Women’s groups and legal experts demanded Friday that Spain’s laws be changed after five men accused of gang-raping an unconscious 14-year-old girl were convicted on a lesser charge of sexual abuse.

A Barcelona court on Thursday ruled out the more serious charge of sexual assault — the legal equivalent of rape in Spain — on the grounds that the victim was in an “unconscious state” from drugs and alcohol and the accused had not used “any type of violence or intimidation” in the attack.

The five men were handed between 10 and 12 years in prison. A conviction for sexual assault would have carried jail sentences of between 15 and 20 years.

Two other defendants were acquitted of involvement in the attack which took place in October 2016 at a party at an abandoned factory in the town of Manresa in the northeastern region of Catalonia.

“The problem is not the verdict, it’s the criminal code” which states that intimidation or violence must be proven for a person to be convicted of rape, said Montserrat Comas of the progressive Judges for Democracy association in Catalonia.

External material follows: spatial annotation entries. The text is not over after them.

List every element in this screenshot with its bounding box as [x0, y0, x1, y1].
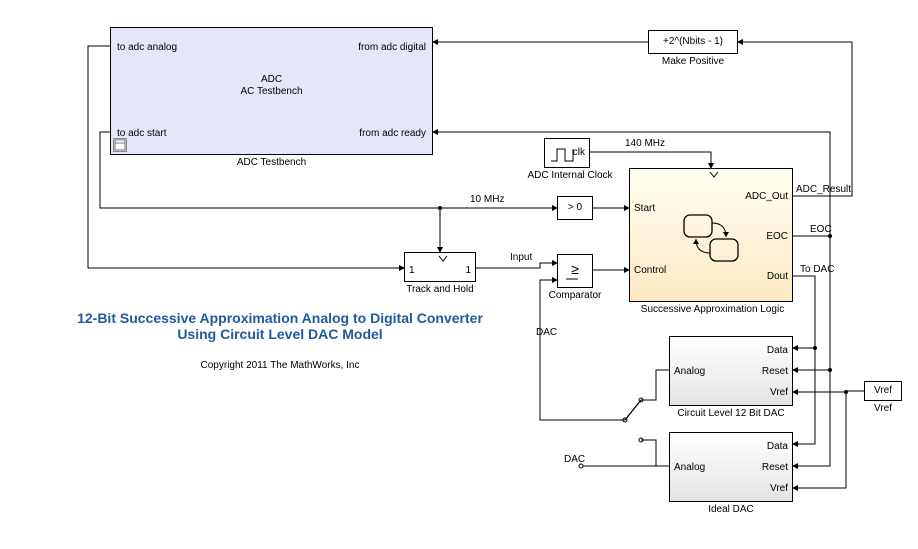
ideal-dac-block[interactable]: Analog Data Reset Vref — [669, 432, 793, 502]
gt-zero-block[interactable]: > 0 — [557, 196, 593, 220]
sar-block[interactable]: Start Control ADC_Out EOC Dout — [629, 168, 793, 302]
circuit-dac-block[interactable]: Analog Data Reset Vref — [669, 336, 793, 406]
circuit-dac-vref: Vref — [770, 387, 788, 398]
adc-testbench-block[interactable]: to adc analog to adc start from adc digi… — [110, 27, 433, 155]
track-hold-block[interactable]: 1 1 — [404, 252, 476, 282]
sar-label: Successive Approximation Logic — [625, 304, 800, 315]
wire-label-to-dac: To DAC — [800, 264, 834, 275]
port-to-adc-analog: to adc analog — [117, 42, 177, 53]
circuit-dac-data: Data — [767, 345, 788, 356]
sar-port-control: Control — [634, 265, 666, 276]
model-reference-icon — [113, 138, 127, 152]
adc-testbench-label: ADC Testbench — [110, 157, 433, 168]
vref-label: Vref — [864, 403, 902, 414]
track-hold-out: 1 — [465, 265, 471, 276]
circuit-dac-analog: Analog — [674, 366, 705, 377]
stateflow-icon — [682, 213, 742, 263]
wire-label-adc-result: ADC_Result — [796, 184, 851, 195]
wire-label-dac2: DAC — [564, 454, 585, 465]
wire-label-input: Input — [510, 252, 532, 263]
wire-label-dac1: DAC — [536, 327, 557, 338]
gt-zero-text: > 0 — [558, 202, 592, 213]
sar-port-dout: Dout — [767, 271, 788, 282]
adc-clock-block[interactable]: clk — [544, 138, 590, 168]
ideal-dac-data: Data — [767, 441, 788, 452]
ideal-dac-label: Ideal DAC — [669, 504, 793, 515]
adc-clock-port-clk: clk — [573, 147, 585, 158]
circuit-dac-label: Circuit Level 12 Bit DAC — [669, 408, 793, 419]
sar-port-adc-out: ADC_Out — [745, 191, 788, 202]
port-from-adc-digital: from adc digital — [358, 42, 426, 53]
circuit-dac-reset: Reset — [762, 366, 788, 377]
track-hold-label: Track and Hold — [395, 284, 485, 295]
comparator-label: Comparator — [540, 290, 610, 301]
adc-testbench-center1: ADC — [111, 74, 432, 85]
adc-testbench-center2: AC Testbench — [111, 86, 432, 97]
make-positive-text: +2^(Nbits - 1) — [649, 36, 737, 47]
comparator-block[interactable]: ≥ — [557, 254, 593, 288]
make-positive-label: Make Positive — [648, 56, 738, 67]
diagram-title-line2: Using Circuit Level DAC Model — [30, 326, 530, 342]
copyright-text: Copyright 2011 The MathWorks, Inc — [140, 360, 420, 371]
adc-clock-label: ADC Internal Clock — [520, 170, 620, 181]
sar-port-start: Start — [634, 203, 655, 214]
wire-label-10mhz: 10 MHz — [470, 194, 504, 205]
vref-text: Vref — [865, 385, 901, 396]
port-from-adc-ready: from adc ready — [359, 128, 426, 139]
sar-port-eoc: EOC — [766, 231, 788, 242]
make-positive-block[interactable]: +2^(Nbits - 1) — [648, 30, 738, 54]
wire-label-eoc: EOC — [810, 224, 832, 235]
diagram-title-line1: 12-Bit Successive Approximation Analog t… — [30, 310, 530, 326]
manual-switch[interactable] — [613, 395, 653, 445]
wire-label-140mhz: 140 MHz — [625, 138, 665, 149]
ideal-dac-analog: Analog — [674, 462, 705, 473]
ideal-dac-reset: Reset — [762, 462, 788, 473]
ideal-dac-vref: Vref — [770, 483, 788, 494]
track-hold-in: 1 — [409, 265, 415, 276]
vref-block[interactable]: Vref — [864, 381, 902, 401]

Spain’s laws must be changed to define rape as all sex without consent, as is the case in most other European nations and as required by Istanbul Convention, an international treaty on preventing and combating violence against women which Madrid ratified in 2014, she told news radio Cadena Ser.

“The facts are especially horrendous because we are talking about a 14-year-old minor,” Comas said.

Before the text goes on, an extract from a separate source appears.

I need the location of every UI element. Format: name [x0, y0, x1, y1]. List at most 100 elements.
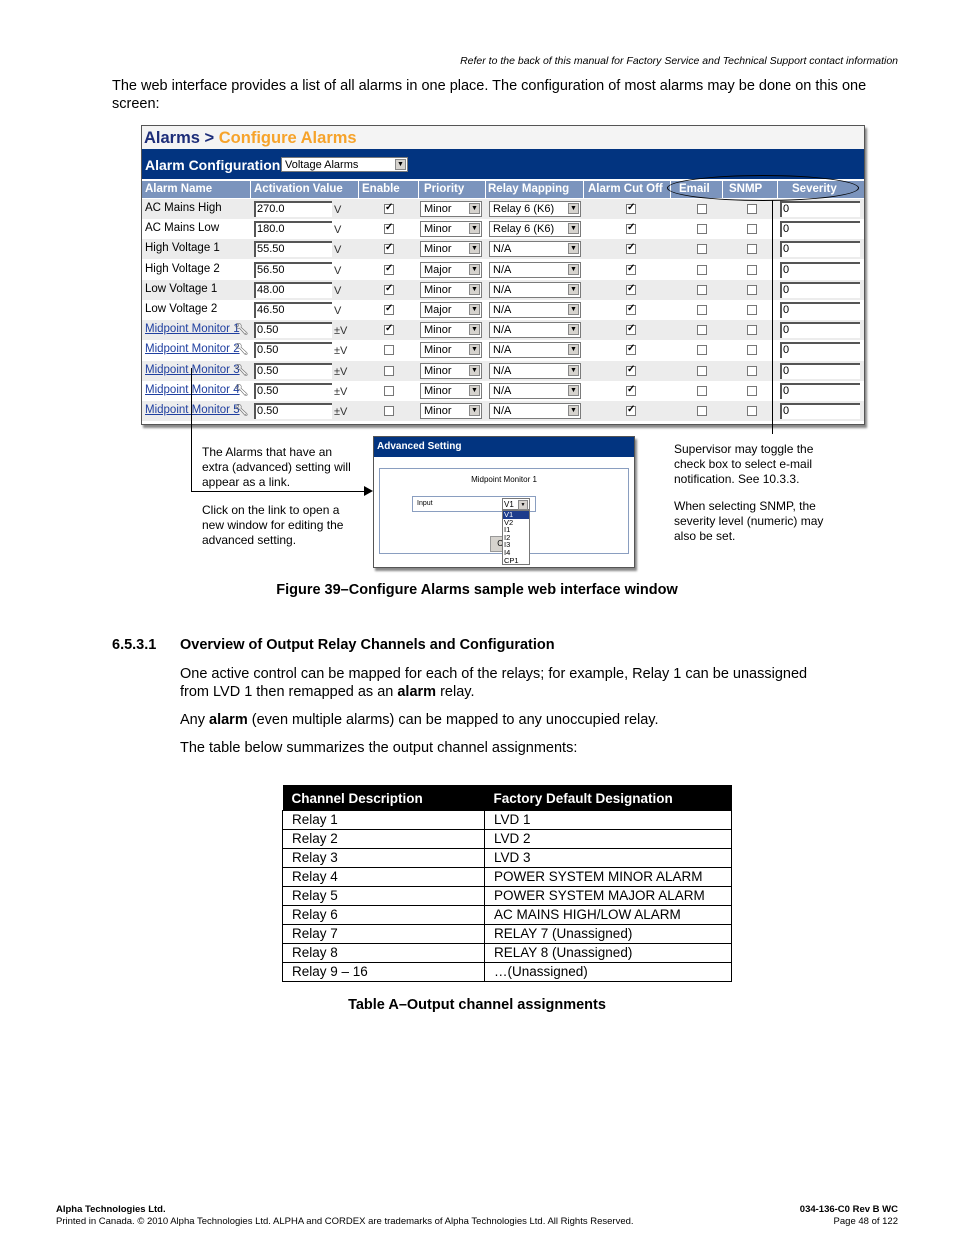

The case has been likened to the so-called “Wolf Pack” gang rape of a young woman in Pamplona in July 2016 during the northern city’s famed bull-running festival which also sparked outrage.

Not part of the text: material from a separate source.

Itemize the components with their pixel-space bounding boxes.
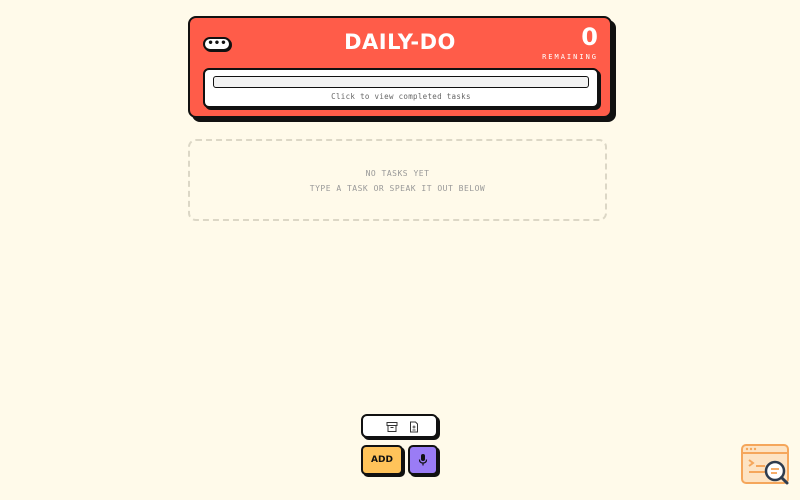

In 2018, five Spanish men were first sentenced to nine years in prison for sexual abuse in that case, leading to widespread protests and calls for a review of Spain’s rape laws.

In June the Supreme Court increased their sentences to 15 years each by requalifying the charges as sexual assault.

Following the initial Pamplona verdict, Spain’s Socialist government announced plans to reform the criminal code to stipulate that a woman must give her explicit consent for sex but so far no changes have been made.

Marisa Soleto, head of the Women’s Foundation pro-equality group, said in a tweet that the ruling in the Manresa case “was further proof of the need to change the law”.

And Altamira Gonzalo of the women jurists’ group Themis said she felt “much shame and powerlessness” over the verdict.